If she looked at Group Captain Cutcher, she’d freak out.
Her job was to be a pilot, not try to answer impossible questions about the proper action against an ally’s foreign intelligence service.
If she looked at Dilya or Miss Watson, well, she’d barely kept the tears at bay the first time.
And Derek? He had her in such a jumble inside that she didn’t know which way was up.
His touch, probably meant to soothe, had risked tipping her over the edge into hysterical weeping, which she would not do in front of her commander.
No one, man or woman, had ever had that effect on her, that deep connection.
He embodied new territory she was in no way equipped to navigate.
So, like an LZ that was truly too hot to land in, she’d avoid the whole zone.
If she looked at the dog… It was Dilya’s dog, so who knew what its superpower might be.
Focus on Beale. “Awaiting orders, Colonel.”
“I don’t have answers, Captain.
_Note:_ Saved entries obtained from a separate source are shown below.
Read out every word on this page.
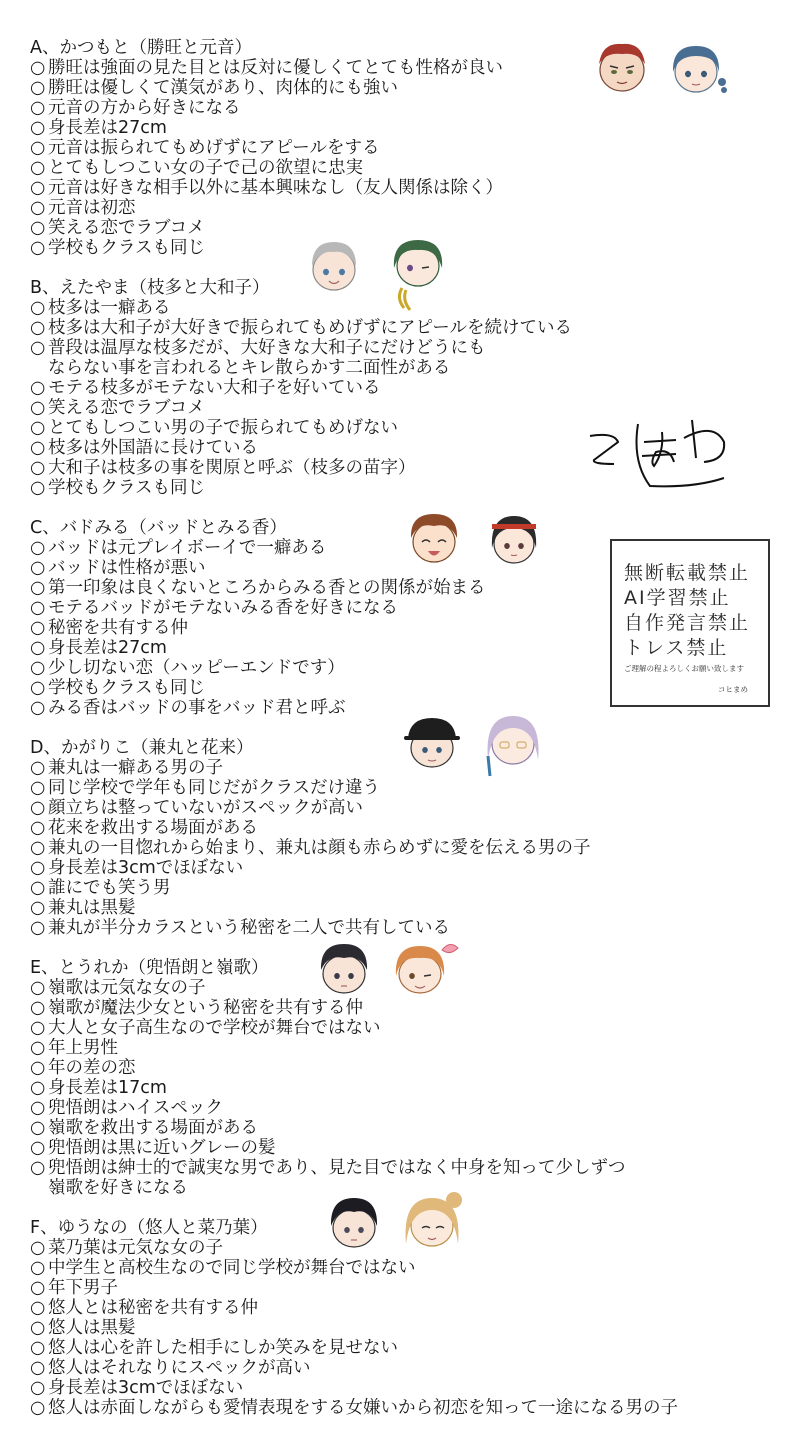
A、かつもと（勝旺と元音）
○ 勝旺は強面の見た目とは反対に優しくてとても性格が良い
○ 勝旺は優しくて漢気があり、肉体的にも強い
○ 元音の方から好きになる
○ 身長差は27cm
○ 元音は振られてもめげずにアピールをする
○ とてもしつこい女の子で己の欲望に忠実
○ 元音は好きな相手以外に基本興味なし（友人関係は除く）
○ 元音は初恋
○ 笑える恋でラブコメ
○ 学校もクラスも同じ
B、えたやま（枝多と大和子）
○ 枝多は一癖ある
○ 枝多は大和子が大好きで振られてもめげずにアピールを続けている
○ 普段は温厚な枝多だが、大好きな大和子にだけどうにも
ならない事を言われるとキレ散らかす二面性がある
○ モテる枝多がモテない大和子を好いている
○ 笑える恋でラブコメ
○ とてもしつこい男の子で振られてもめげない
○ 枝多は外国語に長けている
○ 大和子は枝多の事を関原と呼ぶ（枝多の苗字）
○ 学校もクラスも同じ
C、バドみる（バッドとみる香）
○ バッドは元プレイボーイで一癖ある
○ バッドは性格が悪い
○ 第一印象は良くないところからみる香との関係が始まる
○ モテるバッドがモテないみる香を好きになる
○ 秘密を共有する仲
○ 身長差は27cm
○ 少し切ない恋（ハッピーエンドです）
○ 学校もクラスも同じ
○ みる香はバッドの事をバッド君と呼ぶ
D、かがりこ（兼丸と花来）
○ 兼丸は一癖ある男の子
○ 同じ学校で学年も同じだがクラスだけ違う
○ 顔立ちは整っていないがスペックが高い
○ 花来を救出する場面がある
○ 兼丸の一目惚れから始まり、兼丸は顔も赤らめずに愛を伝える男の子
○ 身長差は3cmでほぼない
○ 誰にでも笑う男
○ 兼丸は黒髪
○ 兼丸が半分カラスという秘密を二人で共有している
E、とうれか（兜悟朗と嶺歌）
○ 嶺歌は元気な女の子
○ 嶺歌が魔法少女という秘密を共有する仲
○ 大人と女子高生なので学校が舞台ではない
○ 年上男性
○ 年の差の恋
○ 身長差は17cm
○ 兜悟朗はハイスペック
○ 嶺歌を救出する場面がある
○ 兜悟朗は黒に近いグレーの髪
○ 兜悟朗は紳士的で誠実な男であり、見た目ではなく中身を知って少しずつ
嶺歌を好きになる
F、ゆうなの（悠人と菜乃葉）
○ 菜乃葉は元気な女の子
○ 中学生と高校生なので同じ学校が舞台ではない
○ 年下男子
○ 悠人とは秘密を共有する仲
○ 悠人は黒髪
○ 悠人は心を許した相手にしか笑みを見せない
○ 悠人はそれなりにスペックが高い
○ 身長差は3cmでほぼない
○ 悠人は赤面しながらも愛情表現をする女嫌いから初恋を知って一途になる男の子
無断転載禁止
AI学習禁止
自作発言禁止
トレス禁止
ご理解の程よろしくお願い致します
コヒまめ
And,” she stepped back to peer around the side of the helo toward the Base Hangar, “I’d estimate we have about thirty seconds to come up with a plan.”
Abby swallowed hard to keep the churning knot in her gut down where it belonged. All she could think to do was shoot them. This was getting far too real. Unless—
“Shoot them, ma’am.”
“Now just a moment, young lady,” Captain Cutcher reached for her sidearm and suddenly Misty’s long rifle was poking against her back.
“Two nights of practice…” Abby let it hang in the air.
“Ha!” Derek selected a frequency and clicked his radio’s mike. “Double-check your weapons. Sims only. I repeat, Sims only. Take the Brits down Delta style in sixty.”
Abby called her own team and began issuing orders. No need to confer; they were in such synchronicity. As soon as they finished, she had a horrid thought. “But they’ll have live weapons. When they fire back at your men—”
“If we give them a chance!” Then Derek laughed as he grabbed her hand. “C’mon! You wanta see the fun up close, don’t you?”
Hot Rod was just rolling up in the DAGOR with Compass beside him.
“You,” Derek beeped Dilya on the nose and got his hand swatted. Oddly, she caught him with her wrist rather than her hand and he reacted as if it truly stung.
Abby wanted to give her a cheer.
“Stay the hell out of sight. You too.” He pointed at the dog, then shifted to point into the Chinook’s cargo bay. The dog went and, after a confused scowl at Derek, Dilya followed.
“Misty. Up.” Derek called out as he dragged Abby toward the DAGOR.
Misty slung her sniper rifle over her back and vaulted up to the .50 cal Browning machine gun that had been mounted on the turret. “Only got live rounds here, boss.”
“Then don’t hit anyone.”
“That’s against my nature.” She grinned as she faced forward.
She stood on the middle seat of the row behind the driver and navigator.
That raised her upper torso above the roll bars, but placed her hands on the handles of the big machine gun mounted on a turret.
It could swivel three hundred and sixty degrees around her.
Derek boosted Abby onto the tailgate. “Hang on!”
The extra heartbeat that he spent with his hands around her waist as if relishing the memory—which she did as well—and almost left him behind.
Hot Rod did his usual bolting toward the action before everyone was fully aboard.